We have (S, $\mathcal{A}$) is a measurable space.
For $j=1,...,d$ we have $f = (f_{1},...,f_{d})$ where $f_{j}: S \rightarrow \mathbb{R}$ so $f: S \rightarrow \mathbb{R}^{d}$.
Now what I want to proof is that $f$ is measurable if and only if $f_{j}$ is measurable for all $j = 1,...,d$.
I think I understand it intuitively with the definition of a measurable function, but I have trouble with getting a formal proof on paper.

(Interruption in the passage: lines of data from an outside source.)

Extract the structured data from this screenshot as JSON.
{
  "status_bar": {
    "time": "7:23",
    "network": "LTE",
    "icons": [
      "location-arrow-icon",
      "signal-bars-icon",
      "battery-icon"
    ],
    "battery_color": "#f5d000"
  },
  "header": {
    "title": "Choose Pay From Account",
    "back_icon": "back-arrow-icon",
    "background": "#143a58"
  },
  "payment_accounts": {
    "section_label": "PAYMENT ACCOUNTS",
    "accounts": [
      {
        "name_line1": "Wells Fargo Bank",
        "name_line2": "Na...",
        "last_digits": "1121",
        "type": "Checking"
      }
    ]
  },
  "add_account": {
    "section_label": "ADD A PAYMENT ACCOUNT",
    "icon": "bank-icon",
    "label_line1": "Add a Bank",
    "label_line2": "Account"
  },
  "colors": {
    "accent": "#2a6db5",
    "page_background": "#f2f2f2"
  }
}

Suppose each $f_i$ is measurable. Consider $\{A \subseteq \mathbb R^{d}: f^{-1}(A) \text {is measurable }\}$. Verify that this is a sigma algebra. When $A=A_1\times A_2\times...\times A_d$ where each $A_i$ is a Borel set in $\mathbb R$ $f^{-1}(A)=\cap_i f_i^{-1}(A_i)$ which is measurable. Now sets of this type generate the Borel sigma algebra of $\mathbb R^{d}$ so the above sigma algebra contains all Borel sets and $f$ is measurable.
Converse is easy. The projection maps on $\mathbb R^{d}$ are measurable and composition of measurable maps is measurable.